Taka z ciebie chujowa gosposia !!!
This was so much fun!To make
Why do mine split open when baking?
I wish I had a simple answer for you, Tom. It happens to me sometimes too. Maybe using less filling would help. Maybe making small decorative slits in the top to give steam a way to escape.
I’m going to try your recipe for sure. I love that yours isn’t too sweet. I’ve had some that are far too sweet. For me, the more poppy seeds the better.
I’m in Poland. This is a favorite dish at Easter. It is covered in white icing and has slivered almonds and raisins sprinkled on top as well as inside the filling. SO GOOD!
How far in advance can this be made for Christmas eve? How would you store it? Sorry, I never use yeast!! So just to clarify, is it 2 of the red packages of fleischmanns active dry yeast? I see there is also rapid rise packs. This is my first Polish Christmas eve and my boyfriend and I are hosting his family! I’m going to try your kalaczki and sernik recipes as well. This Irish, Italian and Puerto Rican girl needs all the help I can get!! You’re recipes are well written and I don’t have to convert everything. Thanks for your help!!!
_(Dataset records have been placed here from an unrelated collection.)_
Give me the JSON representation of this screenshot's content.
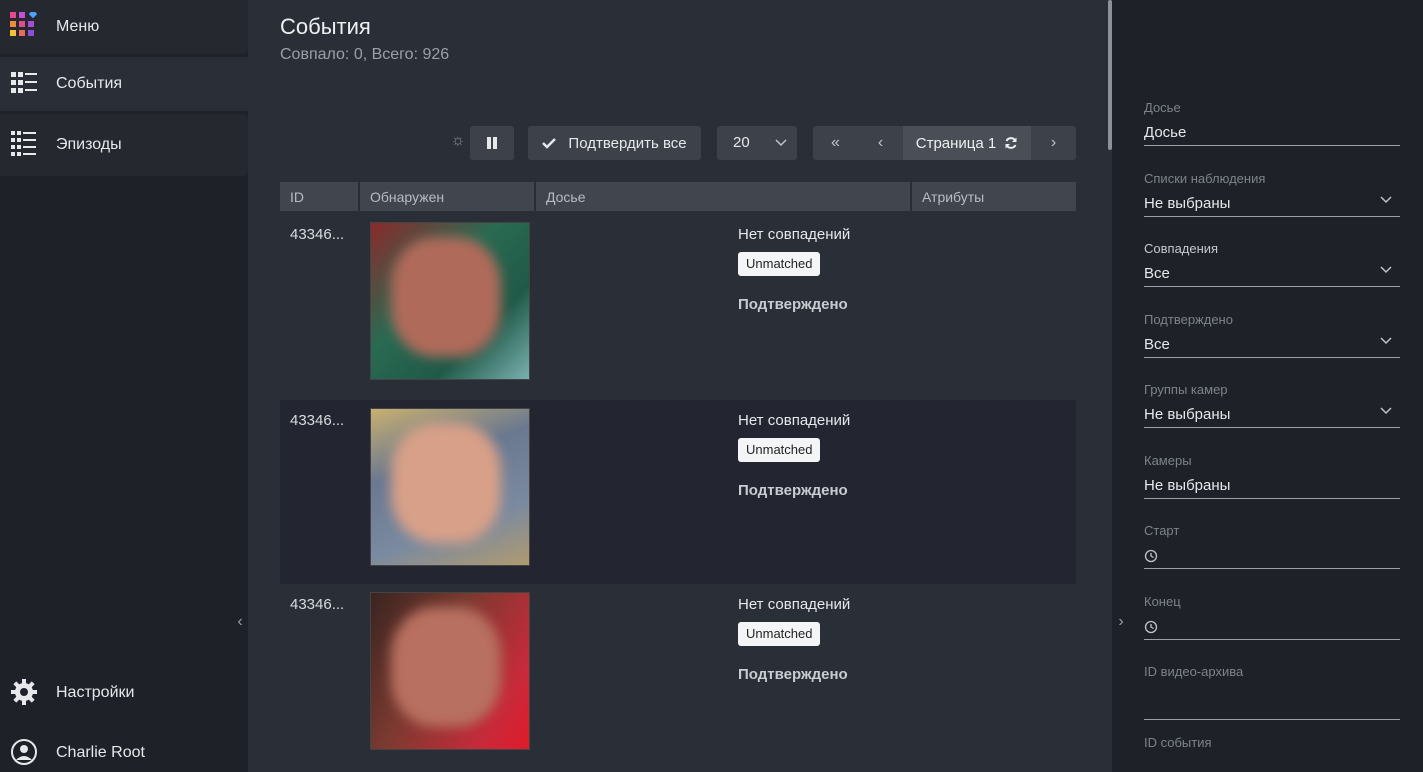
{
  "sidebar": {
    "menu_label": "Меню",
    "events_label": "События",
    "episodes_label": "Эпизоды",
    "settings_label": "Настройки",
    "user_label": "Charlie Root",
    "collapse_glyph": "‹"
  },
  "header": {
    "title": "События",
    "subtitle": "Совпало: 0, Всего: 926"
  },
  "toolbar": {
    "confirm_all_label": "Подтвердить все",
    "page_size": "20",
    "page_label": "Страница 1",
    "first_glyph": "«",
    "prev_glyph": "‹",
    "next_glyph": "›",
    "spinner_glyph": "☼"
  },
  "table": {
    "columns": [
      "ID",
      "Обнаружен",
      "Досье",
      "Атрибуты"
    ],
    "rows": [
      {
        "id": "43346...",
        "match": "Нет совпадений",
        "badge": "Unmatched",
        "status": "Подтверждено"
      },
      {
        "id": "43346...",
        "match": "Нет совпадений",
        "badge": "Unmatched",
        "status": "Подтверждено"
      },
      {
        "id": "43346...",
        "match": "Нет совпадений",
        "badge": "Unmatched",
        "status": "Подтверждено"
      }
    ]
  },
  "filters": {
    "expand_glyph": "›",
    "dossier": {
      "label": "Досье",
      "value": "Досье"
    },
    "watchlists": {
      "label": "Списки наблюдения",
      "value": "Не выбраны"
    },
    "matches": {
      "label": "Совпадения",
      "value": "Все"
    },
    "confirmed": {
      "label": "Подтверждено",
      "value": "Все"
    },
    "camera_groups": {
      "label": "Группы камер",
      "value": "Не выбраны"
    },
    "cameras": {
      "label": "Камеры",
      "value": "Не выбраны"
    },
    "start": {
      "label": "Старт",
      "value": ""
    },
    "end": {
      "label": "Конец",
      "value": ""
    },
    "video_archive_id": {
      "label": "ID видео-архива",
      "value": ""
    },
    "event_id": {
      "label": "ID события",
      "value": ""
    }
  }
}
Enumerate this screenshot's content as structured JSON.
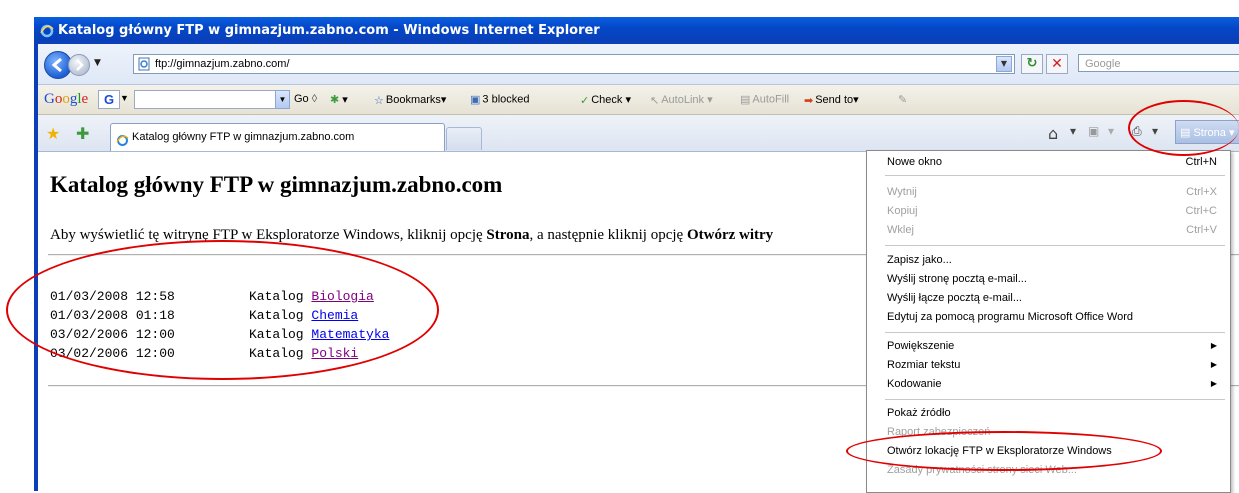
{
  "window": {
    "title": "Katalog główny FTP w gimnazjum.zabno.com - Windows Internet Explorer"
  },
  "address_bar": {
    "url": "ftp://gimnazjum.zabno.com/",
    "search_placeholder": "Google"
  },
  "google_toolbar": {
    "logo": "Google",
    "go_label": "Go",
    "bookmarks_label": "Bookmarks",
    "blocked_label": "3 blocked",
    "check_label": "Check",
    "autolink_label": "AutoLink",
    "autofill_label": "AutoFill",
    "sendto_label": "Send to"
  },
  "tabs": [
    {
      "label": "Katalog główny FTP w gimnazjum.zabno.com"
    }
  ],
  "command_bar": {
    "page_label": "Strona"
  },
  "page": {
    "title": "Katalog główny FTP w gimnazjum.zabno.com",
    "intro_part1": "Aby wyświetlić tę witrynę FTP w Eksploratorze Windows, kliknij opcję ",
    "intro_bold1": "Strona",
    "intro_part2": ", a następnie kliknij opcję ",
    "intro_bold2": "Otwórz witry",
    "listing": [
      {
        "datetime": "01/03/2008 12:58",
        "type": "Katalog",
        "name": "Biologia",
        "visited": true
      },
      {
        "datetime": "01/03/2008 01:18",
        "type": "Katalog",
        "name": "Chemia",
        "visited": false
      },
      {
        "datetime": "03/02/2006 12:00",
        "type": "Katalog",
        "name": "Matematyka",
        "visited": false
      },
      {
        "datetime": "03/02/2006 12:00",
        "type": "Katalog",
        "name": "Polski",
        "visited": true
      }
    ]
  },
  "menu": {
    "items": [
      {
        "label": "Nowe okno",
        "shortcut": "Ctrl+N",
        "disabled": false
      },
      {
        "label": "Wytnij",
        "shortcut": "Ctrl+X",
        "disabled": true
      },
      {
        "label": "Kopiuj",
        "shortcut": "Ctrl+C",
        "disabled": true
      },
      {
        "label": "Wklej",
        "shortcut": "Ctrl+V",
        "disabled": true
      },
      {
        "label": "Zapisz jako...",
        "disabled": false
      },
      {
        "label": "Wyślij stronę pocztą e-mail...",
        "disabled": false
      },
      {
        "label": "Wyślij łącze pocztą e-mail...",
        "disabled": false
      },
      {
        "label": "Edytuj za pomocą programu Microsoft Office Word",
        "disabled": false
      },
      {
        "label": "Powiększenie",
        "submenu": true,
        "disabled": false
      },
      {
        "label": "Rozmiar tekstu",
        "submenu": true,
        "disabled": false
      },
      {
        "label": "Kodowanie",
        "submenu": true,
        "disabled": false
      },
      {
        "label": "Pokaż źródło",
        "disabled": false
      },
      {
        "label": "Raport zabezpieczeń",
        "disabled": true
      },
      {
        "label": "Otwórz lokację FTP w Eksploratorze Windows",
        "disabled": false
      },
      {
        "label": "Zasady prywatności strony sieci Web...",
        "disabled": true
      }
    ]
  },
  "colors": {
    "titlebar": "#0447c7",
    "annotation": "#e00000",
    "visited_link": "#800080",
    "link": "#0000ee"
  }
}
Hi Jennifer, You could make this up to a couple of months in advance and freeze it. It is two packets of dried yeast, you can use active dry or rapid rise (it will just rise more quickly).
I live in Colorado. I am having trouble with dough rising. Any helpful hints.
Hi Kathleen, here are some ideas on baking with yeast at high altitude. https://www.tasteofhome.com/article/baking-yeast-breads-at-high-altitudes/
After pouring boiling water over the poppyseeds, letting them sit, and then draining them, they are too wet to grind, even after draining for several hours. And I have a good spice grinder. Do you dry them out before grinding?
Is there a particular brand of bread dough you recommend?
I apologize. My question was meant for someone else on a different blog.
Hi Mariska, I’m afraid I’ve never tried to make this with purchased dough. I’ve always made my own. I have two recipes for this kind of rolled bread. This one, the one you’ve commented on and this one, which is a little lighter dough. https://polishhousewife.com/kolachi/
I love poppy seed bread – my grandmother used to make them … sadly I never learned to make them with her. When you say “leave to rest” do you mean in a warm place? I have a steam oven with an option for ‘proving dough’ would that work or not?
We make the poppyseed roll and nut roll, here’s the rub; My mom’s family was Rusyn, and my dad’s Polish. My wife’s family was Ukrainian and Polish.
The poppyseed role was/is made for Christmas and Easter along with other times through the year. Seems like the same recipe, difference is using a coal stove. Both poppy and nut had raisons. Black and golden as called for. I can’t attest to what they were called in the different languages. I believe as with many recipes these were originated by Jewish bakers. They re an Eastern European treat. We use the Solo caned poppyseed and make the nut filling from scratch, canned is too sweet.